Jake’s singing and guitar work are filtered through a blatantly distorted channel that gives what would be a solemn acoustic ballad a sense of ferocity and grit, all but working to perfectly encapsulate the intended emotional sentiments of each and every track presented. These tracks would lack that emotional vigor without this production choice being translated in the manner that it is, and it proves that even the most simple of music styles can be consistently drawn upon and deconstructed with the right amount of talent and intuition.

 Both of those facets of Jake’s work also shine through in his vocal delivery as a whole — a delivery that sees him wailing and crooning his equally powerful lyrics at an extremely high volume. This manner makes him come off as some sort of madman in a way; he pulls absolutely zero punches in his chilling shrieks and howls.

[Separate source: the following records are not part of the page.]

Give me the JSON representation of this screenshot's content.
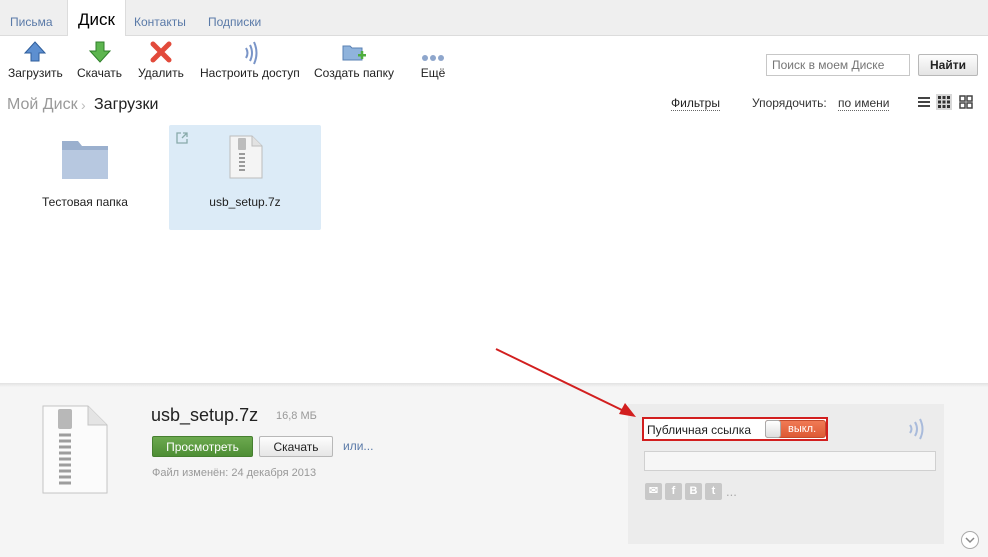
{
  "tabs": [
    {
      "label": "Письма"
    },
    {
      "label": "Диск"
    },
    {
      "label": "Контакты"
    },
    {
      "label": "Подписки"
    }
  ],
  "toolbar": {
    "upload": "Загрузить",
    "download": "Скачать",
    "delete": "Удалить",
    "access": "Настроить доступ",
    "new_folder": "Создать папку",
    "more": "Ещё"
  },
  "search": {
    "placeholder": "Поиск в моем Диске",
    "button": "Найти"
  },
  "breadcrumb": {
    "root": "Мой Диск",
    "separator": "›",
    "current": "Загрузки"
  },
  "controls": {
    "filters": "Фильтры",
    "sort_label": "Упорядочить:",
    "sort_value": "по имени"
  },
  "files": [
    {
      "name": "Тестовая папка",
      "type": "folder",
      "selected": false
    },
    {
      "name": "usb_setup.7z",
      "type": "archive",
      "selected": true
    }
  ],
  "details": {
    "name": "usb_setup.7z",
    "size": "16,8 МБ",
    "view_button": "Просмотреть",
    "download_button": "Скачать",
    "more_link": "или...",
    "modified": "Файл изменён: 24 декабря 2013"
  },
  "share": {
    "public_link_label": "Публичная ссылка",
    "toggle_state": "выкл.",
    "social": [
      "mail-icon",
      "facebook-icon",
      "vk-icon",
      "twitter-icon"
    ],
    "social_glyphs": [
      "✉",
      "f",
      "B",
      "t"
    ],
    "more": "..."
  },
  "colors": {
    "accent_link": "#5a7aa8",
    "toggle_off": "#e0603b",
    "highlight": "#d21f1f",
    "selected_bg": "#dcebf7"
  }
}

Each and every track details some extension of a depressing sentiment in his life, with many alluding to loneliness and a distinct lack of comfort and love. Combined with the aforementioned duo of sonic aspects, these lyrical themes fit perfectly within the vividly bleak world that Jake takes us through with pure brevity.

If February makes you want to cry, scream, or anything in between, you can rest easy knowing that this album is right there with you. It is a picture-perfect idealization of all things February from the eyes of a realist, or, at least the eyes of those who know the true sadness that it brings nearly every year.